If two mods share the same defName for a single type of Def, the last mod wins. If mod A adds a ResearchDef with defName Pemmican and mod B also adds a ResearchDef with defName Pemmican, the game will use mod B's Pemmican.

Pros

Braindead easy.

Cons

No compatibility.

When to use

Not.

XPath

XPath allows you to change specific values of Defs (multiple in a single operation, if you want) across mods with surgical precision.

Pros

Highly flexible, highly compatible.

Cons

Limited to Defs defined in XML (no meat, corpses or other generated Defs). More complex operations require more fiddly syntax.

When to use

All the time.

Adding a (self-made) Comp

ThingComps are like little modules you can add to any ThingWithComp to give them added functionality.

Pros

Very flexible, well-supported and highly-compatible. There are many ready-made (example) Comps available that can be employed to do a wide variety of things.

Cons

Not suited for every type of functionality.

When to use

When you want to add functionality, non-static data or behaviour.

DefModExtensions

DefModExtensions can be seen as a way to add fields to Defs.

Pros

Very simple, very lightweight, highly compatible.

Cons

Static data only.

When to use

When you want to add (static) fields/data to Defs.

Subclassing

Inherit from a Def and explicitly tell RimWorld to use that specific Type.

Pros

They're you're own Type, so you can extend their functionality until your heart is content.

Cons

  • Still bound to the base Def without access to its private methods
  • Using them requires a lot of casting
  • Only one custom class per Def
  • They don't offer a lot of extra functionality over DefModExtensions or C# Extension methods

When to use

When neither a Comp nor a DefModExtension works.

Custom Def

(Optionally) inherit from a Def and tell RimWorld to use your custom Def.

Pros

Fully your own Type, complete control. No incompatibility issues, because they're all yours.

Cons

Implementation from scratch.

When to use

If your Def is really unique to your mod or specific goal.

Other ways

Sometimes creative, sometimes hacky:

Checking for tags

Instead of using custom defClasses and comps you could also use tags. This is especially useful for lightweight features and simple compatibility.
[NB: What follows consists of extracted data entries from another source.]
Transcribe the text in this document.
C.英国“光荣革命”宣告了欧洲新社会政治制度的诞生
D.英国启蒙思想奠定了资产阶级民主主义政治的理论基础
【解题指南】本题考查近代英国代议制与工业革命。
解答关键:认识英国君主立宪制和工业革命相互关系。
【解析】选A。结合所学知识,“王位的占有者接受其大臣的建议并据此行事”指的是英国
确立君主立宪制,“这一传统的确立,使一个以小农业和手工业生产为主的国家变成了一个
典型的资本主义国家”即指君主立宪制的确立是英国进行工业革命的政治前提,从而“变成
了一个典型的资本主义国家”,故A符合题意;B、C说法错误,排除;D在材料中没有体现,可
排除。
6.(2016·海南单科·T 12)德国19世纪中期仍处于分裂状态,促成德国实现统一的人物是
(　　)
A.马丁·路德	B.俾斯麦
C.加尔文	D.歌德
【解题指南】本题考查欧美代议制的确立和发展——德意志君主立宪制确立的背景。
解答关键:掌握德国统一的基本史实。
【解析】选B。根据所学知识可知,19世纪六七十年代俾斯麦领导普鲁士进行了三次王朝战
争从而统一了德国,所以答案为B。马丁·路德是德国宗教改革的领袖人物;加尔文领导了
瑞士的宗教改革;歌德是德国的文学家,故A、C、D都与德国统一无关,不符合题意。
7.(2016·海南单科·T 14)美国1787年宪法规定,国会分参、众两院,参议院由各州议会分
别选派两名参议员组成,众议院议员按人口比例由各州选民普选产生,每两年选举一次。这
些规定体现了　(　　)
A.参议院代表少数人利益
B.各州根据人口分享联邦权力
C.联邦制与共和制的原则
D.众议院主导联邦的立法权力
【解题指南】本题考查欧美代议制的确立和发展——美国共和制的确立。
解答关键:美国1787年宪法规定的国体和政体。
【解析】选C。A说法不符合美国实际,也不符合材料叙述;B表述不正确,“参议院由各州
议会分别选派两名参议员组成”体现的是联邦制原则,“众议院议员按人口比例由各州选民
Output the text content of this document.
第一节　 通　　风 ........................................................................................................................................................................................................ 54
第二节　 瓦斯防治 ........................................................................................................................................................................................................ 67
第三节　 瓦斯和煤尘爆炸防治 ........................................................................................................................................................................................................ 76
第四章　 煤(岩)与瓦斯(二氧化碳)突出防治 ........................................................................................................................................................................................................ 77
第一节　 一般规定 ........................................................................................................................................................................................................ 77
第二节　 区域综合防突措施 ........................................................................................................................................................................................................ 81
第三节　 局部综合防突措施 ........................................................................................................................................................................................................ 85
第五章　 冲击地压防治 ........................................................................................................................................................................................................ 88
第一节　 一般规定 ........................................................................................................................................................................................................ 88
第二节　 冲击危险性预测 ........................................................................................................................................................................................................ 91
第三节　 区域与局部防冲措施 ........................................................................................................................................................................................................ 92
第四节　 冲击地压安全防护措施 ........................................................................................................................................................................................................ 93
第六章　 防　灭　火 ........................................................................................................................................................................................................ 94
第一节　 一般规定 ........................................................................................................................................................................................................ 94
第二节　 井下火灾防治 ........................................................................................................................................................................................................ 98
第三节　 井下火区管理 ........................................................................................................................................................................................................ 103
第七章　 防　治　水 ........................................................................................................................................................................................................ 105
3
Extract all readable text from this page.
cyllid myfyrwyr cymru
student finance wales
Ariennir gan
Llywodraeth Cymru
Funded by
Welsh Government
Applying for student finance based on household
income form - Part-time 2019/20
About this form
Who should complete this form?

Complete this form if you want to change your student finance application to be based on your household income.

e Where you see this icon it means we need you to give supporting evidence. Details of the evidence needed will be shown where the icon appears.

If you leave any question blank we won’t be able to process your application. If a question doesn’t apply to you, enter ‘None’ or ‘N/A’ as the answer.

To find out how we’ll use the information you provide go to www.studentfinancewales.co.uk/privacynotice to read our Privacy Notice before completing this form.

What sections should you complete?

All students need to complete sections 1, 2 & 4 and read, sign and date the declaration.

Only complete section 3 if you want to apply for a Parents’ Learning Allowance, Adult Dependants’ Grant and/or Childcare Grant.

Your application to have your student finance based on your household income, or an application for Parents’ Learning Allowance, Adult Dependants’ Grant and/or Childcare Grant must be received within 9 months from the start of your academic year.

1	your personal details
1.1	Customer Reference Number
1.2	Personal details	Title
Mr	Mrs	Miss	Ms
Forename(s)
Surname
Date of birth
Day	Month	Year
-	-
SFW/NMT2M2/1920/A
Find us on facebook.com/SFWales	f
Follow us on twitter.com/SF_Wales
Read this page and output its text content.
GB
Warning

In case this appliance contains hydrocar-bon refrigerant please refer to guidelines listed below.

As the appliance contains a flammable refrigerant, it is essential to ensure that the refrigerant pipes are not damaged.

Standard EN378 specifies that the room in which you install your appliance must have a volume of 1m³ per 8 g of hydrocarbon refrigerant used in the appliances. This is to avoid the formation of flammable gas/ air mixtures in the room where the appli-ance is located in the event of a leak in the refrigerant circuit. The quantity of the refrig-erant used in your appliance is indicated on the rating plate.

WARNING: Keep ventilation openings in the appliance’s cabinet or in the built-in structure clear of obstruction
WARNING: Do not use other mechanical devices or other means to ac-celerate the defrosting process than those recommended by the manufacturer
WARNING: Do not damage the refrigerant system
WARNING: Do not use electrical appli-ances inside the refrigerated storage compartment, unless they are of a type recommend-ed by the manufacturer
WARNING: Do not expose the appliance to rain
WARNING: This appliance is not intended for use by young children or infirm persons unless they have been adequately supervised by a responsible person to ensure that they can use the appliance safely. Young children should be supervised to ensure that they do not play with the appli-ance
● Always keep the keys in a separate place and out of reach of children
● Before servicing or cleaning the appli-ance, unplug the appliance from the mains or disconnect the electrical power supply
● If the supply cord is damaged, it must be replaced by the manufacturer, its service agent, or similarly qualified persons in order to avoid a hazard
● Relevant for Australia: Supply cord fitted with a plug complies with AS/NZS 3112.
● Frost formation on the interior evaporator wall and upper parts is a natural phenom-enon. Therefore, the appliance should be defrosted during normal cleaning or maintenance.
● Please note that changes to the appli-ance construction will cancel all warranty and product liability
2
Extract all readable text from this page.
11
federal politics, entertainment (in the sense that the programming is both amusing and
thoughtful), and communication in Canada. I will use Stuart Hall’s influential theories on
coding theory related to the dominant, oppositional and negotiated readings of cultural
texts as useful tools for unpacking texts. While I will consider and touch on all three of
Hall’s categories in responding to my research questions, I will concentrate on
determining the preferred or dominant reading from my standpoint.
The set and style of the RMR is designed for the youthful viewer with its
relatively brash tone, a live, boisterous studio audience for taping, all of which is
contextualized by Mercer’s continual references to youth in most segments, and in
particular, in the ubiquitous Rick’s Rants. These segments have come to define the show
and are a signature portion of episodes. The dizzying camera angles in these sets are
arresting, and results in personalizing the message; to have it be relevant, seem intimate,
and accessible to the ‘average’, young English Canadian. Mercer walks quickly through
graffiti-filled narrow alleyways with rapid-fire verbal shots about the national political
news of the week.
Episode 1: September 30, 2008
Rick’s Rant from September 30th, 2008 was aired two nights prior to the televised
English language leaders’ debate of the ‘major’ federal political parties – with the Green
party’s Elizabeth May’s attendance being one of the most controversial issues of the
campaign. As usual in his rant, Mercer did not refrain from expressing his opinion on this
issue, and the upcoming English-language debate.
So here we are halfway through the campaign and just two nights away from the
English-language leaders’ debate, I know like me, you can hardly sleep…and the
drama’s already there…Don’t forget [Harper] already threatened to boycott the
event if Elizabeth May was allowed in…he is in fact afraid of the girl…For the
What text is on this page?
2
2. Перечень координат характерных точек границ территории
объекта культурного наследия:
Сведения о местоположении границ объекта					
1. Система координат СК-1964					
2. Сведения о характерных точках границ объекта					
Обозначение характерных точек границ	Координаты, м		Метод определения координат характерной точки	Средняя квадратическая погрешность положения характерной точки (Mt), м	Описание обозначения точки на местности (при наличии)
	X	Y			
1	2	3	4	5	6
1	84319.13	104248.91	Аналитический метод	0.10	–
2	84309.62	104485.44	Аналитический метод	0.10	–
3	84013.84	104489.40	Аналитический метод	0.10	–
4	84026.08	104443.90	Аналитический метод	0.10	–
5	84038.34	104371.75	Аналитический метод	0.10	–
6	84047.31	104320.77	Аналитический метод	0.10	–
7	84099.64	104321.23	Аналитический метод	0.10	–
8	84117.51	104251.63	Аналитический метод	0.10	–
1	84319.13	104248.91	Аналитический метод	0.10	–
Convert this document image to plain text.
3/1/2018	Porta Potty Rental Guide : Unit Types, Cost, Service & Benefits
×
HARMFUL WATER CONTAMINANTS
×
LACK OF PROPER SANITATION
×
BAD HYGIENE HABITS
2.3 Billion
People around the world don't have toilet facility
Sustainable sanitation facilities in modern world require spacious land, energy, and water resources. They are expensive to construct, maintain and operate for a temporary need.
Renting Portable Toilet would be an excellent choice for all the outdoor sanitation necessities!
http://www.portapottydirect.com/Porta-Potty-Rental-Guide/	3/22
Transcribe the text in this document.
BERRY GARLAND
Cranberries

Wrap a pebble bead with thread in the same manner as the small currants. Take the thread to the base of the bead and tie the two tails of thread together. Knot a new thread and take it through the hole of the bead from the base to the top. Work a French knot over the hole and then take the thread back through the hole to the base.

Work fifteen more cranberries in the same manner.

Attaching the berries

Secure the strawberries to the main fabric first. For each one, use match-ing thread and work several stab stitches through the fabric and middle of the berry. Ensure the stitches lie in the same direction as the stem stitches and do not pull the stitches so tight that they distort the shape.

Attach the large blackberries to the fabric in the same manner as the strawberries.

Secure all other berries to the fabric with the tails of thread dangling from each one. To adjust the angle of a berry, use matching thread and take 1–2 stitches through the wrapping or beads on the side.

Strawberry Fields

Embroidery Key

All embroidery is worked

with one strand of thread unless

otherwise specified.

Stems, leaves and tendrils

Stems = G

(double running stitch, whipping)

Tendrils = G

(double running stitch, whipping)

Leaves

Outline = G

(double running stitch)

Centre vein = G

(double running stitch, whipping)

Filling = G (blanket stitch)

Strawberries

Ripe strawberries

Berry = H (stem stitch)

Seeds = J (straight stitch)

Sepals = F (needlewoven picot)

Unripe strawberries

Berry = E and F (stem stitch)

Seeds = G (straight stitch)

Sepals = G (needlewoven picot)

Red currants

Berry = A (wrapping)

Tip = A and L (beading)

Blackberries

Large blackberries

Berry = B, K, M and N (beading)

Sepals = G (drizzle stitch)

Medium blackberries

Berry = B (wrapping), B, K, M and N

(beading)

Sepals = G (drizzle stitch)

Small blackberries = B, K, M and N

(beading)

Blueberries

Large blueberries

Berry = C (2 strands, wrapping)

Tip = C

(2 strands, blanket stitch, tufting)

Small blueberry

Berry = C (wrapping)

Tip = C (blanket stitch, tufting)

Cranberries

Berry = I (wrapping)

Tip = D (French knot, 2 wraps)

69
Some tags are never used by a certain Thing such as ApparelTag on a Building. If a tag is never used it doesn't throw an error and therefore you could introduce as many useless tags as you want to a mod without the game complaining. When other mods check for these tags they can also do it without a problem. This way you could add tags of whatever name you want and let others check for this tag for compatibility.

Pros

Lightweight, easy.

Cons

Risk of potential side-effects. Kinda hacky.

Changing the class used by the Def

A lot of Defs have a field entry that specifies the C# class they are tied to. For instance, the GameConditionDef for the Eclipse has a conditionClass of GameCondition_Eclipse. Modders who wish to add some sparkles to the Eclipse could create a new GameCondition class called GameCondition_EclipseWithSparkles and use XPath to change the conditionClass to MyNameSpace.GameCondition_EclipseWithSparkles.

Pros

Pretty easy. Keeps most values of the original Def intact as well.

Cons

Subverts any Harmony patches on the original Class, so potential issues with compatibility.

Harmony patching

If you still want to use Harmony in the face of all these alternatives, you might have fallen for the Golden Hammer Design Pattern. But sure, go ahead.